Although voters from five Santa Clara County cities in 1990 rejected a tax to finance a stadium for the Giants in Santa Clara, Kevin Moore wasn't discouraged. Moore, a longtime Santa Clara resident and member of the city's Parks and Recreation Commission in 2003, wrote a letter to a team official asking him to consider Santa Clara as a stadium option.

Moore and a groundswell of supporters sold the 49ers on the abundance of undeveloped land next to the 49ers' practice facility, as well as ample parking from the amusement park and local Amtrak and light-rail systems within walking distance of the proposed site. APphoto_Super Bowl Trip Guide

Eric Risberg / AP

In this Sept. 14, 2015 photo taken with a fisheye lens, a large flag is presented during the national anthem at Levi's Stadium before a game between the 49ers and the Vikings.

Momentum grew to the point that Santa Clara voters passed a measure in 2010 to build a football stadium adjacent to the 49ers' facility.
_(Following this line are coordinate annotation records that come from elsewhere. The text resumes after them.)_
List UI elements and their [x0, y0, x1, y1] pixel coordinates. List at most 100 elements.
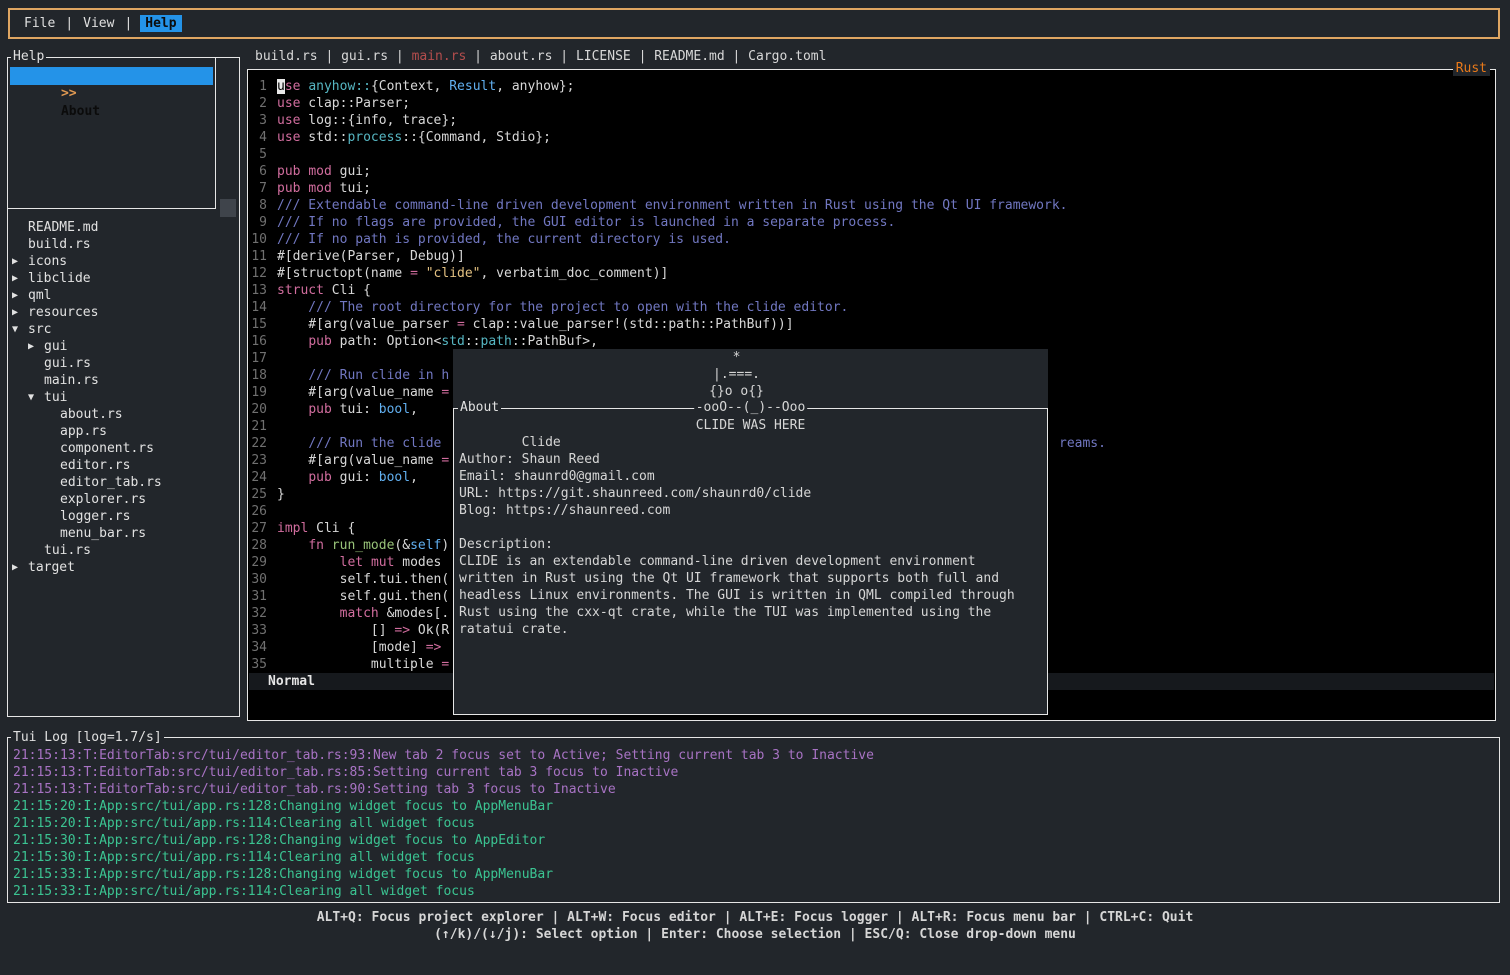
code-token: self.gui.then(: [277, 589, 449, 604]
tui-log-panel[interactable]: 21:15:13:T:EditorTab:src/tui/editor_tab.…: [7, 737, 1500, 903]
tree-item-logger-rs[interactable]: logger.rs: [8, 508, 238, 525]
code-token: self.tui.then(: [277, 572, 449, 587]
tree-item-tui[interactable]: ▼tui: [8, 389, 238, 406]
tree-item-label: explorer.rs: [60, 492, 146, 507]
line-number: 7: [249, 180, 267, 197]
chevron-expanded-icon: ▼: [12, 321, 18, 338]
menu-item-about[interactable]: >> About: [10, 67, 213, 85]
code-token: process: [347, 130, 402, 145]
menu-help[interactable]: Help: [140, 15, 181, 32]
line-number: 20: [249, 401, 267, 418]
code-token: {Context,: [371, 79, 449, 94]
code-token: let: [340, 555, 363, 570]
code-line: 14 /// The root directory for the projec…: [249, 299, 1494, 316]
tab-separator: |: [552, 48, 575, 65]
line-number: 33: [249, 622, 267, 639]
code-token: /// If no path is provided, the current …: [277, 232, 731, 247]
tree-item-editor_tab-rs[interactable]: editor_tab.rs: [8, 474, 238, 491]
shortcut-help-footer: ALT+Q: Focus project explorer | ALT+W: F…: [0, 909, 1510, 943]
explorer-scrollbar-thumb[interactable]: [220, 199, 236, 217]
code-line: 16 pub path: Option<std::path::PathBuf>,: [249, 333, 1494, 350]
tree-item-gui[interactable]: ▶gui: [8, 338, 238, 355]
tree-item-resources[interactable]: ▶resources: [8, 304, 238, 321]
line-number: 9: [249, 214, 267, 231]
log-entry: 21:15:30:I:App:src/tui/app.rs:128:Changi…: [13, 832, 1499, 849]
tree-item-main-rs[interactable]: main.rs: [8, 372, 238, 389]
tree-item-libclide[interactable]: ▶libclide: [8, 270, 238, 287]
code-line: 1use anyhow::{Context, Result, anyhow};: [249, 78, 1494, 95]
about-text-line: ratatui crate.: [459, 621, 1042, 638]
code-token: std::: [300, 130, 347, 145]
menu-file[interactable]: File: [22, 15, 57, 32]
about-text-line: Author: Shaun Reed: [459, 451, 1042, 468]
menu-separator: |: [116, 16, 140, 31]
code-token: ,: [410, 402, 418, 417]
tree-item-gui-rs[interactable]: gui.rs: [8, 355, 238, 372]
tree-item-icons[interactable]: ▶icons: [8, 253, 238, 270]
chevron-collapsed-icon: ▶: [28, 338, 34, 355]
tree-item-app-rs[interactable]: app.rs: [8, 423, 238, 440]
tree-item-build-rs[interactable]: build.rs: [8, 236, 238, 253]
tree-item-component-rs[interactable]: component.rs: [8, 440, 238, 457]
tab-build-rs[interactable]: build.rs: [255, 48, 318, 65]
line-number: 29: [249, 554, 267, 571]
tree-item-tui-rs[interactable]: tui.rs: [8, 542, 238, 559]
about-popup-content: Clide CLIDE WAS HERE Author: Shaun ReedE…: [459, 417, 1042, 638]
line-number: 35: [249, 656, 267, 673]
log-entry: 21:15:13:T:EditorTab:src/tui/editor_tab.…: [13, 764, 1499, 781]
ascii-art-border: -ooO--(_)--Ooo: [694, 400, 808, 415]
about-popup-title: About: [458, 400, 501, 415]
code-token: =: [457, 317, 465, 332]
code-token: [277, 606, 340, 621]
tab-LICENSE[interactable]: LICENSE: [576, 48, 631, 65]
tree-item-about-rs[interactable]: about.rs: [8, 406, 238, 423]
code-token: anyhow::: [308, 79, 371, 94]
selection-chevron-icon: >>: [61, 86, 77, 101]
tree-item-target[interactable]: ▶target: [8, 559, 238, 576]
code-token: &modes[.: [379, 606, 449, 621]
line-number: 1: [249, 78, 267, 95]
line-number: 26: [249, 503, 267, 520]
chevron-collapsed-icon: ▶: [12, 287, 18, 304]
code-token: modes: [394, 555, 441, 570]
tree-item-label: tui.rs: [44, 543, 91, 558]
tui-log-title: Tui Log [log=1.7/s]: [11, 730, 164, 745]
code-token: Cli {: [324, 283, 371, 298]
code-token: path: [481, 334, 512, 349]
tab-Cargo-toml[interactable]: Cargo.toml: [748, 48, 826, 65]
code-token: bool: [379, 402, 410, 417]
tree-item-src[interactable]: ▼src: [8, 321, 238, 338]
ascii-art-line: {}o o{}: [439, 383, 1034, 400]
code-token: Result: [449, 79, 496, 94]
tree-item-README-md[interactable]: README.md: [8, 219, 238, 236]
code-token: ,: [410, 470, 418, 485]
tab-about-rs[interactable]: about.rs: [490, 48, 553, 65]
tree-item-menu_bar-rs[interactable]: menu_bar.rs: [8, 525, 238, 542]
tree-item-qml[interactable]: ▶qml: [8, 287, 238, 304]
tree-item-editor-rs[interactable]: editor.rs: [8, 457, 238, 474]
clide-tui-app: File|View|Help README.mdbuild.rs▶icons▶l…: [0, 0, 1510, 975]
log-entry: 21:15:30:I:App:src/tui/app.rs:114:Cleari…: [13, 849, 1499, 866]
tree-item-label: logger.rs: [60, 509, 130, 524]
code-token: (&: [394, 538, 410, 553]
code-token: use: [277, 113, 300, 128]
code-token: [277, 436, 308, 451]
help-dropdown-menu: >> About: [7, 57, 216, 209]
editor-tab-bar: build.rs | gui.rs | main.rs | about.rs |…: [255, 48, 826, 65]
code-token: [277, 538, 308, 553]
menu-view[interactable]: View: [81, 15, 116, 32]
line-number: 13: [249, 282, 267, 299]
log-entry: 21:15:20:I:App:src/tui/app.rs:114:Cleari…: [13, 815, 1499, 832]
tree-item-label: component.rs: [60, 441, 154, 456]
chevron-collapsed-icon: ▶: [12, 559, 18, 576]
tree-item-explorer-rs[interactable]: explorer.rs: [8, 491, 238, 508]
tab-README-md[interactable]: README.md: [654, 48, 724, 65]
tab-gui-rs[interactable]: gui.rs: [341, 48, 388, 65]
code-token: use: [277, 96, 300, 111]
tab-main-rs[interactable]: main.rs: [412, 48, 467, 65]
line-number: 15: [249, 316, 267, 333]
code-token: [277, 470, 308, 485]
about-text-line: Description:: [459, 536, 1042, 553]
code-token: tui:: [332, 402, 379, 417]
code-token: Ok(R: [410, 623, 449, 638]
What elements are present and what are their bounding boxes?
Construction started in 2012 and was completed two years later.

Like most major events, Santa Clara is dealing with its share of controversy involving the stadium and Super Bowl.

There is the fear Santa Clara and other local cities — including San Francisco — could lose money from hosting festivities leading up to the game. Repeated turf issues overshadowed the newness of the stadium during its inaugural season in 2014.
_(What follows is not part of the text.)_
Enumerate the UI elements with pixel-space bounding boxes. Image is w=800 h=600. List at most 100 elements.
The game's midafternoon start time should alleviate concerns about fans' discomfort due to a lack of shade on the east side, although Santa Clara winters are relatively mild.

Despite the national hype, Santa Clara will maintain a semblance of its youthful significance once the Super Bowl is played.

Washington Park, a WPA project built in 1935 and located on the south edge of town, will host the Palomino World Series for 17- and 18-year-olds. It's also where a 25-year-old Class A catcher named Joe Maddon ended his playing career with the co-op Santa Clara Padres in the California League in 1979.

But memories for locals still exist, such as the signs commemorating the four Colt League World Series teams that are posted above the park's entrance.

Adjacent to Washington Park is Townsend Field, where Bartkowski's skills while playing for Buchser High School attracted recruiters and led to him becoming an All-American at Cal. Townsend currently is used by the successful Santa Clara Lions youth football program.

"The facilities, the coaching, the time and effort gave me a jump-start in my athletic career," said Bartkowski, who moved from Iowa to Santa Clara at age 10 and now resides in the Atlanta area.

"I looked up to local heroes like Jim Plunkett (who grew up in San Jose and won the 1970 Heisman Trophy at Stanford) and Craig Morton (who grew up in nearby Campbell before attending Cal). But I'll never forget how lucky I was to play in Santa Clara."